Elkaar aanspreken op de eigen verantwoordelijkheid is de ‘stille kracht’ binnen organisaties, die hoog in hun vaandel hebben staan dat de individuele werknemer zich permanent (dus ook na 45 jaar) kan blijven doorontwikkelen. Werken aan je individuele ontwikkeling is voor iedere werknemer zinvol, want je leert steeds beter je eigen keuzes en afwegingen te maken. Het kan je zelfs helpen om samen met je werkgever creatieve wegen te vinden waardoor je met plezier kan blijven werken tot de pensioengerechtigde leeftijd. Er zijn voorbeelden – een Schiedams stratenmakersbedrijf – waar werkprocessen zo georganiseerd zijn, dat ook oudere werknemers prettig door kunnen werken. ‘De wereld’ waarin we werken, is gigantisch snel aan het veranderen en wordt mede daardoor complexer. Wil je als bedrijf mee blijven doen, dan zul je moeten blijven investeren in de ontwikkeling van werknemers op alle niveaus. Want, of je wilt of niet, onze geïndividualiseerde samenleving ‘dwingt’ als het ware de organisaties om op alle werkniveaus een omslag te maken van een handen/hoofd organisatie, naar hoofd/handen organisatie: eerst denken dan doen. In deze cultuuromslag is het noodzakelijk goed te communiceren, niet hiërarchisch bepaald, maar vooral vanuit het principe van gelijkwaardigheid. Dat betekent met inzet van je ervaringskennis met elkaar praten over verbetering van de werkprocessen. Maar ook in het wijs omgaan met eigen lijf en leden, lichamelijk en mentaal, zoekend naar balans in werk en privé. Zo vertelt een voorman tijdens een workshop over dit thema dat hij met een van zijn mannen het gesprek is aangegaan of het wel verstandig was voor hem om die dag in de hijskraan te gaan werken. Je moet daarvoor 100% geconcentreerd kunnen werken en hij wist dat er in zijn privé leven grote spanningen waren.
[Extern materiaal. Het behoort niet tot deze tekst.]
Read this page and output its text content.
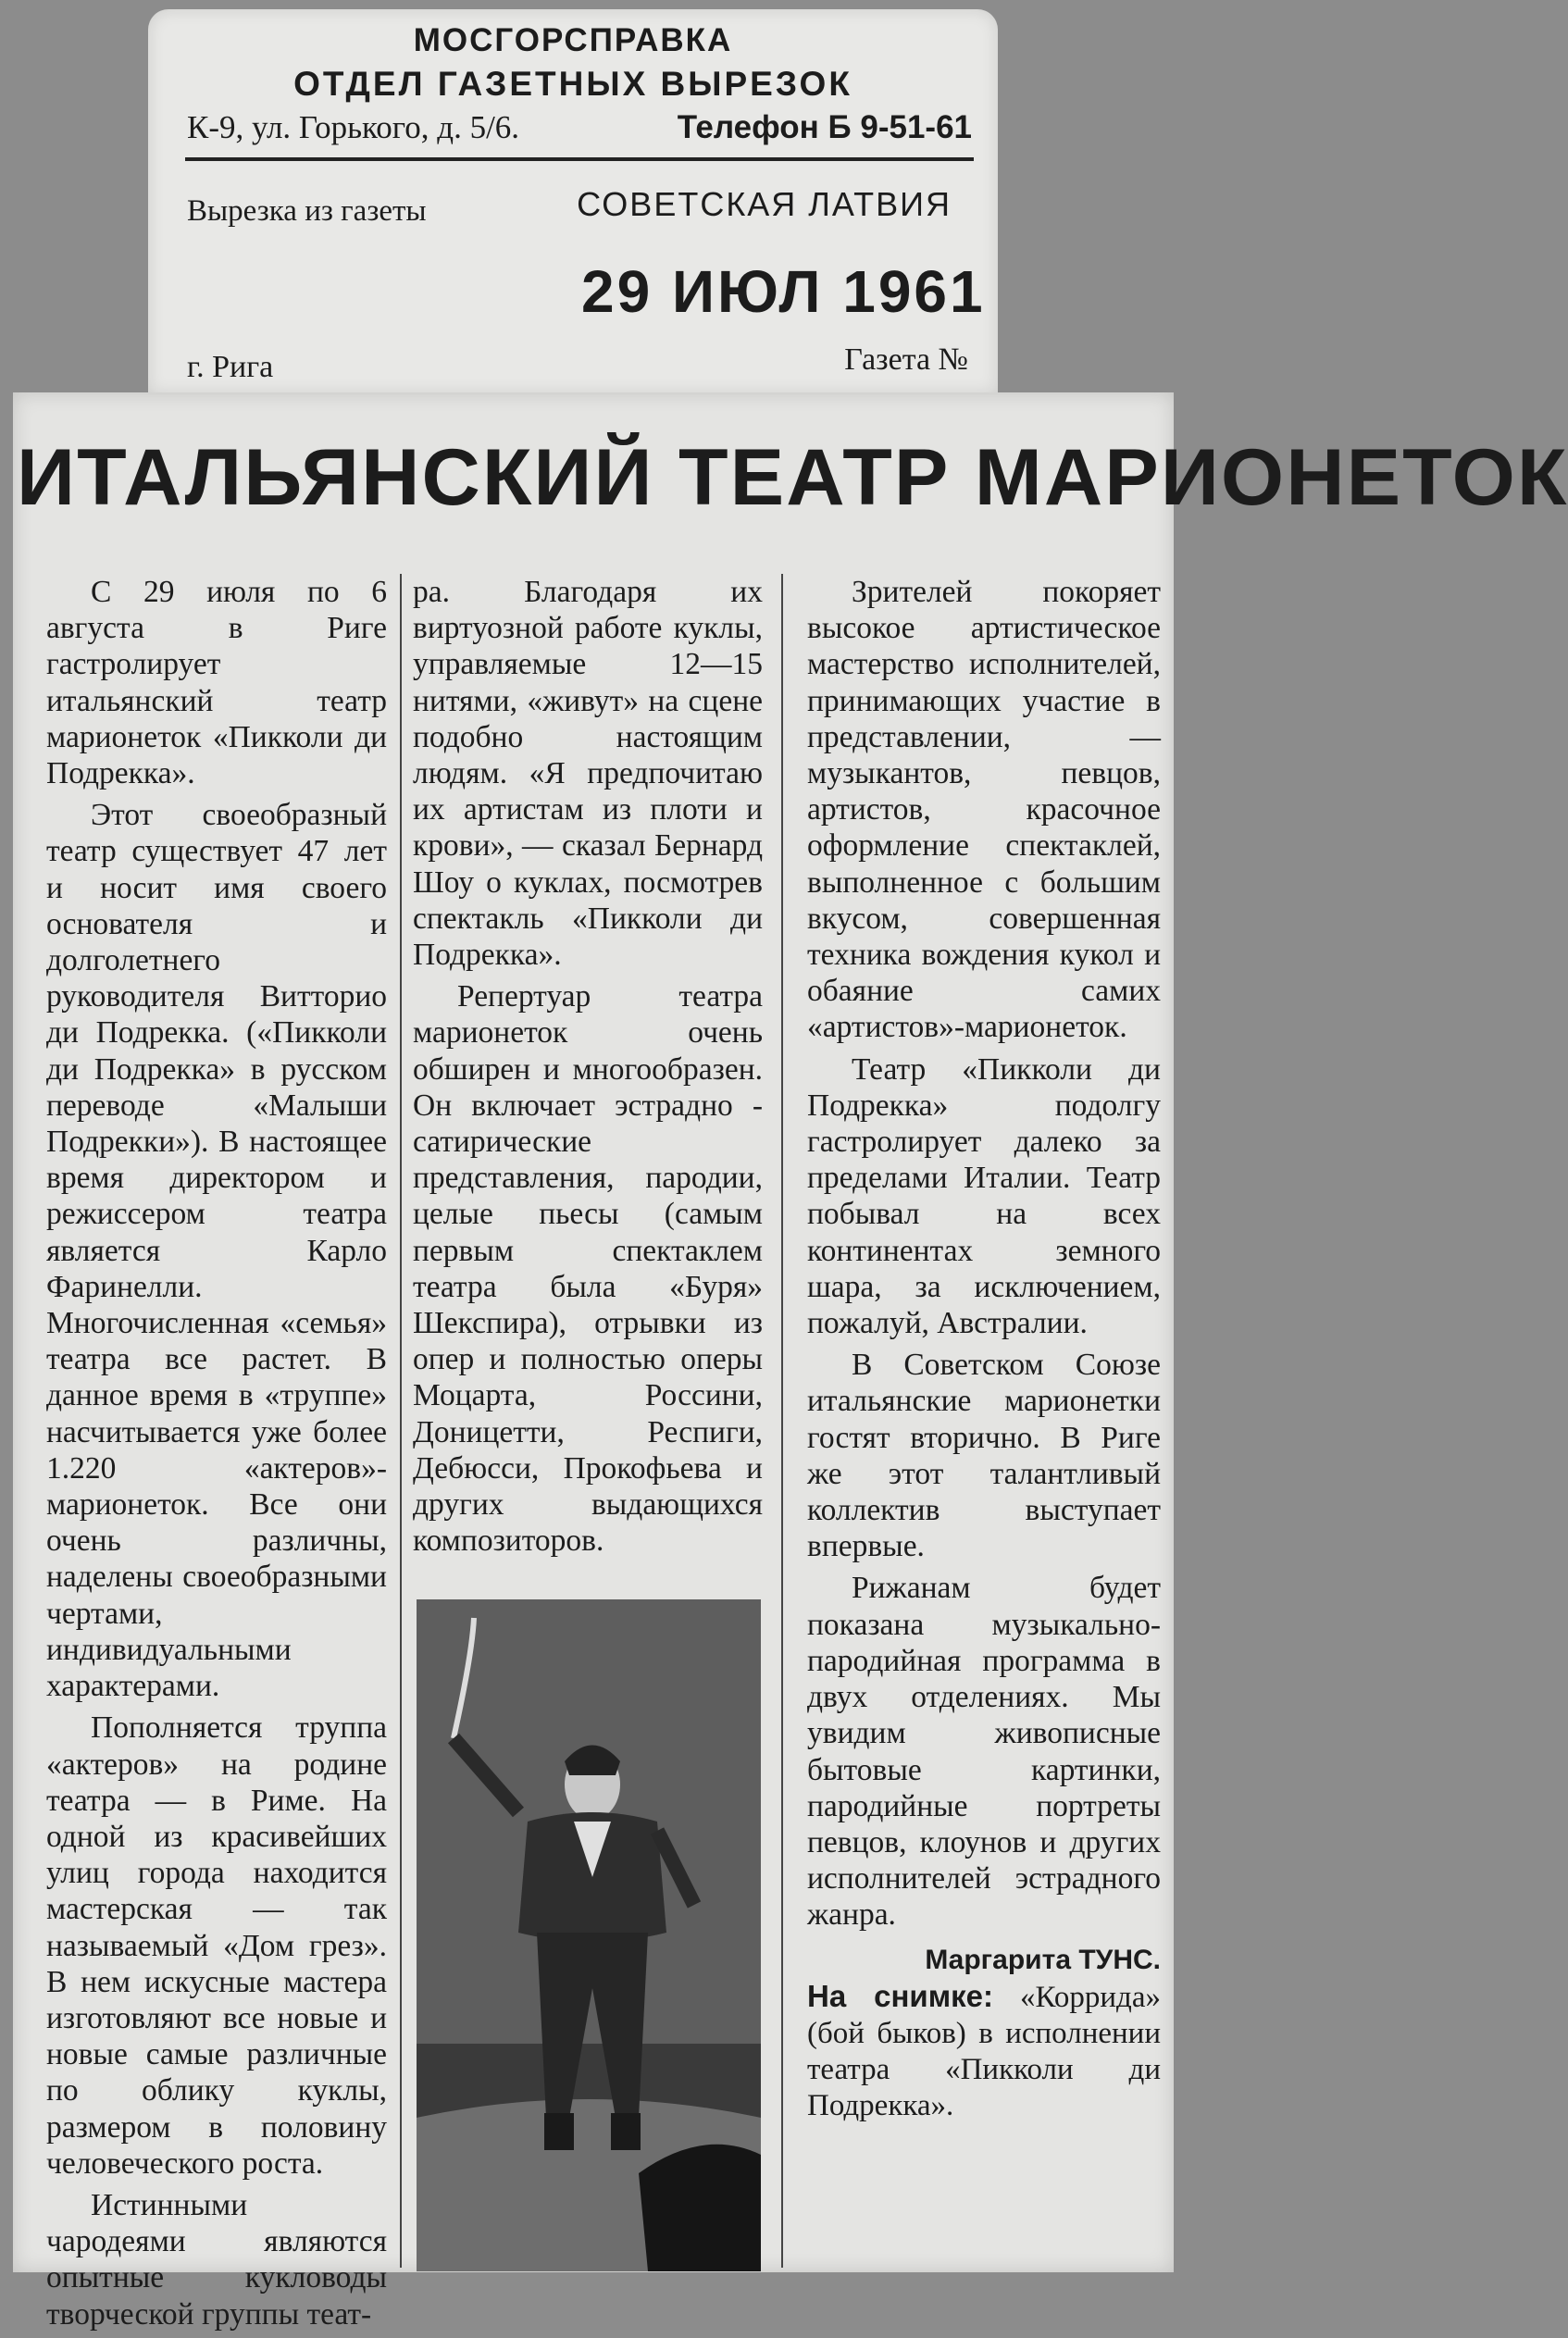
МОСГОРСПРАВКА
ОТДЕЛ ГАЗЕТНЫХ ВЫРЕЗОК
К-9, ул. Горького, д. 5/6.	Телефон Б 9-51-61
Вырезка из газеты	СОВЕТСКАЯ ЛАТВИЯ
29 ИЮЛ 1961
г. Рига	Газета №
ИТАЛЬЯНСКИЙ ТЕАТР МАРИОНЕТОК

С 29 июля по 6 августа в Риге гастролирует итальянский театр марионеток «Пикколи ди Подрекка».

Этот своеобразный театр существует 47 лет и носит имя своего основателя и долголетнего руководителя Витторио ди Подрекка. («Пикколи ди Подрекка» в русском переводе «Малыши Подрекки»). В настоящее время директором и режиссером театра является Карло Фаринелли. Многочисленная «семья» театра все растет. В данное время в «труппе» насчитывается уже более 1.220 «актеров»-марионеток. Все они очень различны, наделены своеобразными чертами, индивидуальными характерами.

Пополняется труппа «актеров» на родине театра — в Риме. На одной из красивейших улиц города находится мастерская — так называемый «Дом грез». В нем искусные мастера изготовляют все новые и новые самые различные по облику куклы, размером в половину человеческого роста.

Истинными чародеями являются опытные кукловоды творческой группы теат-

ра. Благодаря их виртуозной работе куклы, управляемые 12—15 нитями, «живут» на сцене подобно настоящим людям. «Я предпочитаю их артистам из плоти и крови», — сказал Бернард Шоу о куклах, посмотрев спектакль «Пикколи ди Подрекка».

Репертуар театра марионеток очень обширен и многообразен. Он включает эстрадно - сатирические представления, пародии, целые пьесы (самым первым спектаклем театра была «Буря» Шекспира), отрывки из опер и полностью оперы Моцарта, Россини, Доницетти, Респиги, Дебюсси, Прокофьева и других выдающихся композиторов.

Зрителей покоряет высокое артистическое мастерство исполнителей, принимающих участие в представлении, — музыкантов, певцов, артистов, красочное оформление спектаклей, выполненное с большим вкусом, совершенная техника вождения кукол и обаяние самих «артистов»-марионеток.

Театр «Пикколи ди Подрекка» подолгу гастролирует далеко за пределами Италии. Театр побывал на всех континентах земного шара, за исключением, пожалуй, Австралии.

В Советском Союзе итальянские марионетки гостят вторично. В Риге же этот талантливый коллектив выступает впервые.

Рижанам будет показана музыкально-пародийная программа в двух отделениях. Мы увидим живописные бытовые картинки, пародийные портреты певцов, клоунов и других исполнителей эстрадного жанра.

Маргарита ТУНС.

На снимке: «Коррида» (бой быков) в исполнении театра «Пикколи ди Подрекка».
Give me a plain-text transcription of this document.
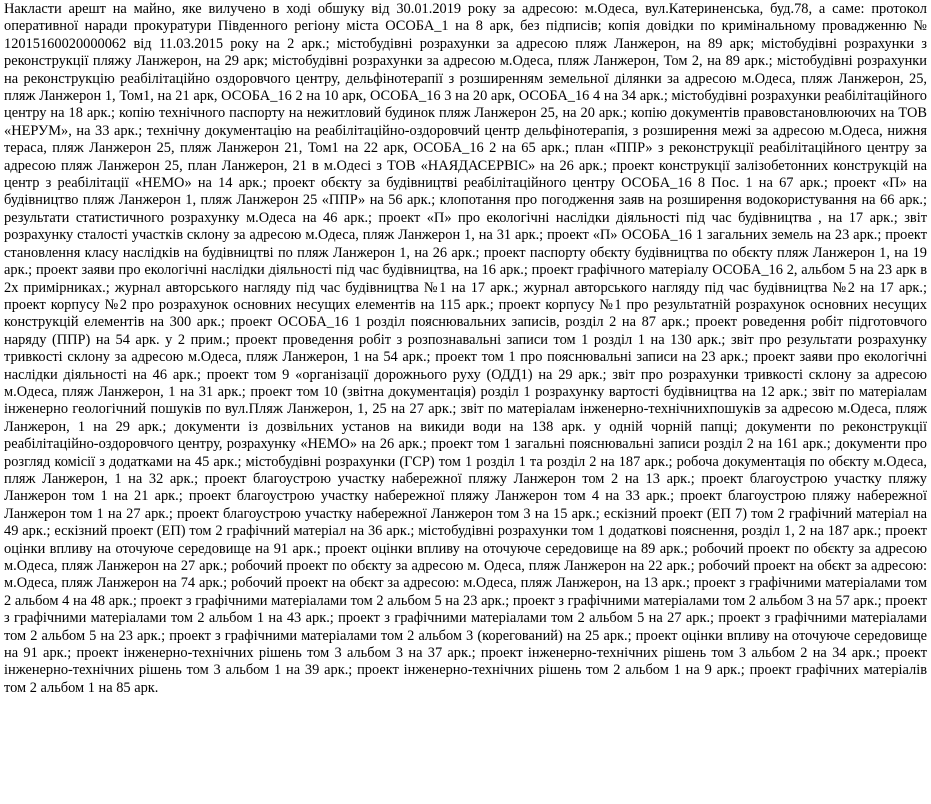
Накласти арешт на майно, яке вилучено в ході обшуку від 30.01.2019 року за адресою: м.Одеса, вул.Катериненська, буд.78, а саме: протокол оперативної наради прокуратури Південного регіону міста ОСОБА_1 на 8 арк, без підписів; копія довідки по кримінальному провадженню № 12015160020000062 від 11.03.2015 року на 2 арк.; містобудівні розрахунки за адресою пляж Ланжерон, на 89 арк; містобудівні розрахунки з реконструкції пляжу Ланжерон, на 29 арк; містобудівні розрахунки за адресою м.Одеса, пляж Ланжерон, Том 2, на 89 арк.; містобудівні розрахунки на реконструкцію реабілітаційно оздоровчого центру, дельфінотерапії з розширенням земельної ділянки за адресою м.Одеса, пляж Ланжерон, 25, пляж Ланжерон 1, Том1, на 21 арк, ОСОБА_16 2 на 10 арк, ОСОБА_16 3 на 20 арк, ОСОБА_16 4 на 34 арк.; містобудівні розрахунки реабілітаційного центру на 18 арк.; копію технічного паспорту на нежитловий будинок пляж Ланжерон 25, на 20 арк.; копію документів правовстановлюючих на ТОВ «НЕРУМ», на 33 арк.; технічну документацію на реабілітаційно-оздоровчий центр дельфінотерапія, з розширення межі за адресою м.Одеса, нижня тераса, пляж Ланжерон 25, пляж Ланжерон 21, Том1 на 22 арк, ОСОБА_16 2 на 65 арк.; план «ППР» з реконструкції реабілітаційного центру за адресою пляж Ланжерон 25, план Ланжерон, 21 в м.Одесі з ТОВ «НАЯДАСЕРВІС» на 26 арк.; проект конструкції залізобетонних конструкцій на центр з реабілітації «НЕМО» на 14 арк.; проект обєкту за будівництві реабілітаційного центру ОСОБА_16 8 Пос. 1 на 67 арк.; проект «П» на будівництво пляж Ланжерон 1, пляж Ланжерон 25 «ППР» на 56 арк.; клопотання про погодження заяв на розширення водокористування на 66 арк.; результати статистичного розрахунку м.Одеса на 46 арк.; проект «П» про екологічні наслідки діяльності під час будівництва , на 17 арк.; звіт розрахунку сталості участків склону за адресою м.Одеса, пляж Ланжерон 1, на 31 арк.; проект «П» ОСОБА_16 1 загальних земель на 23 арк.; проект становлення класу наслідків на будівництві по пляж Ланжерон 1, на 26 арк.; проект паспорту обєкту будівництва по обєкту пляж Ланжерон 1, на 19 арк.; проект заяви про екологічні наслідки діяльності під час будівництва, на 16 арк.; проект графічного матеріалу ОСОБА_16 2, альбом 5 на 23 арк в 2х примірниках.; журнал авторського нагляду під час будівництва №1 на 17 арк.; журнал авторського нагляду під час будівництва №2 на 17 арк.; проект корпусу №2 про розрахунок основних несущих елементів на 115 арк.; проект корпусу №1 про результатній розрахунок основних несущих конструкцій елементів на 300 арк.; проект ОСОБА_16 1 розділ пояснювальних записів, розділ 2 на 87 арк.; проект роведення робіт підготовчого наряду (ППР) на 54 арк. у 2 прим.; проект проведення робіт з розпознавальні записи том 1 розділ 1 на 130 арк.; звіт про результати розрахунку тривкості склону за адресою м.Одеса, пляж Ланжерон, 1 на 54 арк.; проект том 1 про пояснювальні записи на 23 арк.; проект заяви про екологічні наслідки діяльності на 46 арк.; проект том 9 «організації дорожнього руху (ОДД1) на 29 арк.; звіт про розрахунки тривкості склону за адресою м.Одеса, пляж Ланжерон, 1 на 31 арк.; проект том 10 (звітна документація) розділ 1 розрахунку вартості будівництва на 12 арк.; звіт по матеріалам інженерно геологічний пошуків по вул.Пляж Ланжерон, 1, 25 на 27 арк.; звіт по матеріалам інженерно-технічнихпошуків за адресою м.Одеса, пляж Ланжерон, 1 на 29 арк.; документи із дозвільних установ на викиди води на 138 арк. у одній чорній папці; документи по реконструкції реабілітаційно-оздоровчого центру, розрахунку «НЕМО» на 26 арк.; проект том 1 загальні пояснювальні записи розділ 2 на 161 арк.; документи про розгляд комісії з додатками на 45 арк.; містобудівні розрахунки (ГСР) том 1 розділ 1 та розділ 2 на 187 арк.; робоча документація по обєкту м.Одеса, пляж Ланжерон, 1 на 32 арк.; проект благоустрою участку набережної пляжу Ланжерон том 2 на 13 арк.; проект благоустрою участку пляжу Ланжерон том 1 на 21 арк.; проект благоустрою участку набережної пляжу Ланжерон том 4 на 33 арк.; проект благоустрою пляжу набережної Ланжерон том 1 на 27 арк.; проект благоустрою участку набережної Ланжерон том 3 на 15 арк.; ескізний проект (ЕП 7) том 2 графічний матеріал на 49 арк.; ескізний проект (ЕП) том 2 графічний матеріал на 36 арк.; містобудівні розрахунки том 1 додаткові пояснення, розділ 1, 2 на 187 арк.; проект оцінки впливу на оточуюче середовище на 91 арк.; проект оцінки впливу на оточуюче середовище на 89 арк.; робочий проект по обєкту за адресою м.Одеса, пляж Ланжерон на 27 арк.; робочий проект по обєкту за адресою м. Одеса, пляж Ланжерон на 22 арк.; робочий проект на обєкт за адресою: м.Одеса, пляж Ланжерон на 74 арк.; робочий проект на обєкт за адресою: м.Одеса, пляж Ланжерон, на 13 арк.; проект з графічними матеріалами том 2 альбом 4 на 48 арк.; проект з графічними матеріалами том 2 альбом 5 на 23 арк.; проект з графічними матеріалами том 2 альбом 3 на 57 арк.; проект з графічними матеріалами том 2 альбом 1 на 43 арк.; проект з графічними матеріалами том 2 альбом 5 на 27 арк.; проект з графічними матеріалами том 2 альбом 5 на 23 арк.; проект з графічними матеріалами том 2 альбом 3 (корегований) на 25 арк.; проект оцінки впливу на оточуюче середовище на 91 арк.; проект інженерно-технічних рішень том 3 альбом 3 на 37 арк.; проект інженерно-технічних рішень том 3 альбом 2 на 34 арк.; проект інженерно-технічних рішень том 3 альбом 1 на 39 арк.; проект інженерно-технічних рішень том 2 альбом 1 на 9 арк.; проект графічних матеріалів том 2 альбом 1 на 85 арк.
Naar mijn stellige overtuiging kunnen 45 plussers met hun opgebouwde ervaringskennis een centrale rol vervullen in deze cultuuromslag (lees blog 7 maart). Het oude denken in de vorm van ‘ontzie beleid’ (extra privileges voor oudere werknemers) moet dan wel plaatsmaken voor het nieuwe denken. Nieuw denken werkt pro actief, benadrukt de eigen verantwoordelijkheid van het individu en biedt maximaal ruimte voor uitwisseling van ervaringskennis. Het zal uiteindelijk een win-win-win situatie opleveren.
De werknemer blijft gezond, vitaal en gemotiveerd want hij kan zich blijven ontwikkelen. De werkprocessen op alle niveaus zullen daardoor beter verlopen, want er wordt goed met elkaar gecommuniceerd. De organisatie zal mede dankzij deze cultuurdragers wendbaar zijn en blijven in een zich snel ontwikkelende en complexer wordende markt.